A quel point la musique peut-elle agir sur l'œuvre d'un peintre ? Début de réponse, avec Mikhaïl Rudy l'un des deux commissaires de l'exposition qui vient de s'ouvrir à la Philharmonie de Paris, "Marc Chagall : le triomphe de la musique". Musicien, érudit, connaisseur de l'œuvre de Chagall, Rudy a surtout bien connu le peintre pendant ses dernières années.
Article rédigé par Lorenzo Ciavarini Azzi
France Télévisions - Rédaction Culture
Publié Mis à jour
Temps de lecture : 10min
Détail d'un cliché du photographe Izis montrant Marc Chagall en 1964 au travail sur le plafond de l'Opéra de Paris. Ici, la partie du panneau concernant Mozart, le compositeur préféré du peintre.
 (ADAGP Paris. Photo Izis-Bidermanas)

Année 1977 : Mikhaïl Rudy est un jeune et brillant pianiste d'Union soviétique. Il profite de sa première tournée en Europe de l'Ouest pour demander l'asile politique en France. Marc Chagall, lui, d'origine biélorusse et naturalisé français en 1937, s'apprête à fêter ses 90 ans. Son ami, le violoncelliste Rostropovitch a alors l'idée de monter un concert en son honneur, avec une autre star mondiale, le violoniste Isaac Stern et le chef Paul Parey et décide d'associer aussi ce jeune pianiste Rudy qu'il veut aider… "Vous vous rendez compte ?", se demande encore aujourd'hui le musicien que nous avons rencontré il y a quelques jours. "Pour moi, Chagall était un mythe ! Alors que je me cachais des services secrets soviétiques, ce soir-là j'ai joué pour et devant Chagall, avec les plus grands musiciens, le Triple Concerto de Beethoven. Je n'avais alors que 24 ans".
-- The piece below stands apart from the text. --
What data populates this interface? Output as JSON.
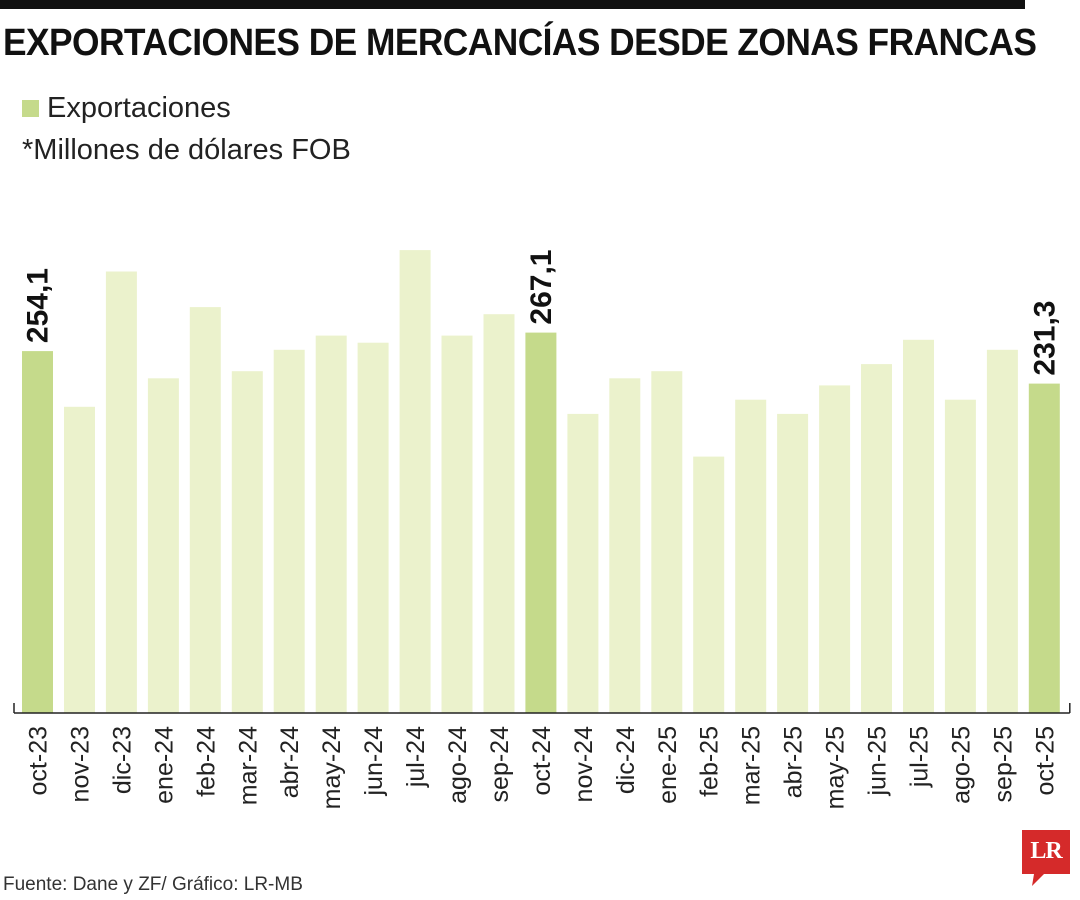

Mikhail Rudy, ici en avril 2015.
 (BERNARDO MONCADA / NOTIMEX)

La rencontre de 1977 a eu une suite. Pendant sept ans, le pianiste a été invité à se produire une fois par an au Musée Chagall de Nice, installant ainsi une relation privilégiée avec le peintre : "je passais à chaque fois une journée entière avec lui. Il était très ouvert et curieux, car il connaissait très peu la jeunesse soviétique", dit Rudy. "Et ça l'intéressait aussi de comprendre quel regard celle-ci portait sur lui". Après sa mort, le pianiste a continué à jouer en sa mémoire à Nice. A la demande de ses petites-filles, il a même conçu récemment un spectacle s'appuyant sur un film d'animation réalisé à partir du plafond du Palais Garnier, l'oeuvre la plus connue de Chagall. Aujourd'hui, l'exposition "Marc Chagall : le triomphe de la musique", dont il est avec Ambre Gauthier, l'un des commissaires à la Philharmonie, est le prolongement de ce long compagnonnage.

"Un peintre à écouter"

Avant d'évoquer le parcours de l'expo, un mot sur la perception "musicale" des œuvres de Chagall. "La première fois que j'ai vu les œuvres de Marc Chagall - interdites en Union soviétique – c'était dans un magazine d'art yougoslave qui montrait l'inauguration du plafond de l'Opéra de Paris", raconte Mikhail Rudy. Je découvrais enfin ses œuvres, mais j'étais sans doute encore le seul à ne connaître que cette partie de Chagall ! Comme j'étais intéressé par le lien entre l'art et la musique, je me suis mis à jouer toutes les musiques qui étaient évoquées sur les panneaux de l'opéra. Chagall était devenu pour moi un peintre qu'il faut écouter et pas seulement voir !". Avec le temps, le lien se révèle très fort, aux yeux du pianiste, entre Chagall et la musique : "Il écoutait tout le temps la musique, il voulait qu'elle ait une influence sur sa peinture, et sûrement la résonance est permanente". Et s'il est vrai que l'on associe facilement l'œuvre du peintre au violon, à la tradition juive et en particulier à la musique klezmer, on ne rapproche pas nécessairement Chagall à la musique classique. D'ailleurs une exposition parallèle, à la Piscine de Roubaix, explore ces "Origines" musicales de Chagall. L'expo de la Philharmonie est dédiée au rapport à la musique dite "savante".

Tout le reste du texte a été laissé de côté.